Tue 5 Apr, 2011
Tags: computer security, internet security, network security, social engineering
RSA, a well-known manufacturer of two-factor authentication systems based around cryptographic tokens and developer of numerous other security-based products, announced last month that their security had been compromised, specifically that surrounding their flagship SecureID tokens. Yesterday, they finally revealed some of the details behind how that particular compromise happened.
The description given by the WSJ above is one of an attack carried out with ‘sophistication’–but looking deeper in reveals that this is apparently face-saving propaganda, given that the description matches up with a textbook social engineering-mediated trojan installation.
In short, a spearphishing campaign–a phishing campaign focused at a specific person or group–was carried out to solicit a person with some level of privilege into opening a document in which was embedded malicious code–in this case, an Adobe Flash object. This malicious code proceeded to install what’s known as a RAT–a remote-access trojan–which connected to a remote server to allow the infiltrator to observe his target’s activities and gain access to secured information.
At that point, the infiltrator was able to package and upload private information concerning the cryptography used in the SecureID token system to a server that he controlled elsewhere.
As per the usual texbook example–and the phrase is chosen deliberately, given that it is, in all respects, materially identical with the majority of examples given in this text on social engineering–the target was induced to deliberately open a suspicious attachment. Said attachment had been put into the ‘spam’ bucket (though attachments had not been stripped, as best practices would dictate for such arrangements) and it was deliberately retrieved and opened by the target at the infiltrator’s inducing.
This cannot be stressed enough: the initial infiltration was accomplished through mundane means, by convincing the target to act against standard security policies.
It was only through the user’s deliberate violation of standard secure practices that the infiltrator was able to gain access to the network and carry out his work.
There were a few other failures in security that this appears to put into play–RSA has several products that they market specifically to prevent these sorts of infiltrations, to detect and counter intrusions; these were apparently not in use inside the company, which rather places doubts on their effectiveness. Attachments, as mentioned above, were not automatically stripped from external emails; this is fairly standard practise with any reasonably well-administered mailserver, as it cuts down the possible attack surface significantly.
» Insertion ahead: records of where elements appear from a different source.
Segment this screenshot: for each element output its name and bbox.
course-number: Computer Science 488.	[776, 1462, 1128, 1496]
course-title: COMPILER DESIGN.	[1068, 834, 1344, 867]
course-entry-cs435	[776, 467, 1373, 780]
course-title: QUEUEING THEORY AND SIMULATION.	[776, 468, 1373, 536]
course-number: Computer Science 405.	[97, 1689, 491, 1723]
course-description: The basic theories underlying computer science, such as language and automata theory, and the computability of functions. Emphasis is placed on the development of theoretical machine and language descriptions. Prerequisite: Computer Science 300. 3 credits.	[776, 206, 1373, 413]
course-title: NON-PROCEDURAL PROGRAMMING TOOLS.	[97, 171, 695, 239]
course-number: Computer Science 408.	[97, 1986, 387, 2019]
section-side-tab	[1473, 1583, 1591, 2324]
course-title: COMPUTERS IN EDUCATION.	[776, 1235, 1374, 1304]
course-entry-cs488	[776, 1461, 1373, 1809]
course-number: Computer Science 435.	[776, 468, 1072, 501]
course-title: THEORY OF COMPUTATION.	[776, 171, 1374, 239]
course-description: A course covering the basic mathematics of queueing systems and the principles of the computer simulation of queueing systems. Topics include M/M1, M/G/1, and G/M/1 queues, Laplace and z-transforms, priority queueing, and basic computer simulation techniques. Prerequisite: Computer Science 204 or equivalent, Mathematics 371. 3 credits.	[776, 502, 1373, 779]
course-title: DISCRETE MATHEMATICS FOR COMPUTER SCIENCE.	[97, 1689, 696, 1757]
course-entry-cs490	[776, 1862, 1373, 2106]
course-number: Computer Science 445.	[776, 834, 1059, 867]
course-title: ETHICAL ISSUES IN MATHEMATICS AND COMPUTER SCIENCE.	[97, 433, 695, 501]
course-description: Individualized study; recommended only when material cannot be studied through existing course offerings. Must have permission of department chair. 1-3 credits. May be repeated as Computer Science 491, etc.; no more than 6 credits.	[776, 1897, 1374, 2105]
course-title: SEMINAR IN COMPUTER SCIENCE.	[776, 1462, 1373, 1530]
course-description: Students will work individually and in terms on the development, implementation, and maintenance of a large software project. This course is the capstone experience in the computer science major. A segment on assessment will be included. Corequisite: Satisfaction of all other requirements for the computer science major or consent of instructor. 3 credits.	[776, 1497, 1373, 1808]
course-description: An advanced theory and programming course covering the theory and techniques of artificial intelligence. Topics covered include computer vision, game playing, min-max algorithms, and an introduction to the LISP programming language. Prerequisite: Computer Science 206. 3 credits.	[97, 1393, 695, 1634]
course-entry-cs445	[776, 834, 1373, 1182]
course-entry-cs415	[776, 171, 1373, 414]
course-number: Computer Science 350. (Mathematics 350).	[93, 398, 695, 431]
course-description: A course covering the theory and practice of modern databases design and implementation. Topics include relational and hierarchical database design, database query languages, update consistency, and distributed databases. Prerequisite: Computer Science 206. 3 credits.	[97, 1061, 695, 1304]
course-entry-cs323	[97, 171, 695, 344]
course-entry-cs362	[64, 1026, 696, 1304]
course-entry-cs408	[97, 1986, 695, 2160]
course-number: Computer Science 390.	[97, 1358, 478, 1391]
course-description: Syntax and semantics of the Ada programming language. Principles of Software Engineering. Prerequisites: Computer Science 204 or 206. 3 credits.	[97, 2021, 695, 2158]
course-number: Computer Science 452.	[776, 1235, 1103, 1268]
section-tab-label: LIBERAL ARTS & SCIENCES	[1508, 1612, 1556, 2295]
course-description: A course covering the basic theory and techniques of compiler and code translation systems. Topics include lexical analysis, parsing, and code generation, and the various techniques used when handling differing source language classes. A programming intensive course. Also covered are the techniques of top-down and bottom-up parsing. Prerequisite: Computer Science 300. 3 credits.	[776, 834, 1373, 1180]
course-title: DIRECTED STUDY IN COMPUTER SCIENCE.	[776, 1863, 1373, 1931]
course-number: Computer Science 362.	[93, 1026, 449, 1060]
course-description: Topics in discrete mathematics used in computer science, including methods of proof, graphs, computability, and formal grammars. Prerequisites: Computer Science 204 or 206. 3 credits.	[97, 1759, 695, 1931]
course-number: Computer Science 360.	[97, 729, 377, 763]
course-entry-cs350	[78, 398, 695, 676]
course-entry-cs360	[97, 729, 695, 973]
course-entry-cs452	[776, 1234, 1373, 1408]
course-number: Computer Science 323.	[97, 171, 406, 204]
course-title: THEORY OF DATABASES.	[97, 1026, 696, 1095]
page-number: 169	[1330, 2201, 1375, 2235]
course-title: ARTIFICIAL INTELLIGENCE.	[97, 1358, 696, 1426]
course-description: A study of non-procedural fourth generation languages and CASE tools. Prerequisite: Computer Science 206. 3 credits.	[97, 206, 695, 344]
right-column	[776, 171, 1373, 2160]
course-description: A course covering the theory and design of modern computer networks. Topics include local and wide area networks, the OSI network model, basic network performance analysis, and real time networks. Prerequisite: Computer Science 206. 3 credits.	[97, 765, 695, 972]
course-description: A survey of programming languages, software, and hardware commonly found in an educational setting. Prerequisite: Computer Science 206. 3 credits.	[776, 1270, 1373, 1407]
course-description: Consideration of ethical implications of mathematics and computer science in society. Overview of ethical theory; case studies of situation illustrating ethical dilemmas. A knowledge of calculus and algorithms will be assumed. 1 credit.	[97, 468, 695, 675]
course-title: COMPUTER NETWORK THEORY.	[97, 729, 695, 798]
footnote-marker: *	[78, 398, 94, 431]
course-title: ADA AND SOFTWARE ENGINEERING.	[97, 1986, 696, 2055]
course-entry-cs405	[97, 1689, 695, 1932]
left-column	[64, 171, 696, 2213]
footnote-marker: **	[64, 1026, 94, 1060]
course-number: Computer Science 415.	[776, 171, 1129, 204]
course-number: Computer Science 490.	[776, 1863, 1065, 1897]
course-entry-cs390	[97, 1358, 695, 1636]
The corporate firewalls did not, apparently, block outgoing FTP traffic to sites not known-good; this allowed for easy exfiltration of private company data.
Any one of these failures has the potential for a breach; all of them together combined to make that breach much easier and much less detectable than it might have been otherwise.
To RSA’s credit, they at least determined that a breach had happened before they were notified by some outside agency; oftentimes, insufficiently secure networks are infiltrated and no notice is taken of any odd function or other telltales of intrusion until, for instance, the company domain is blacklisted for being a spam origination point.
The countermeasures to prevent this sort of breach are obvious: secure the corporate network according to standard best practices. Ensure that all users are fully aware of security policy, and ensure that all users follow said policies–even if that means disabling the accounts of executives until they have time to receive training. Configure the mailserver to strip out unknown attachments–frankly, in an enterprise of that scale, email attachments are entirely unnecessary; a CMS should be used for departmental file storage and sharing.
The SecureID product is probably, given RSA’s extreme reluctance to disclose what information was leaked, irreperably compromised–at least until such time as RSA develops a new algorithm and a new implementation for it.
RSA can learn some lessons from this breach, but it remains to be seen if they will put those lessons into practice.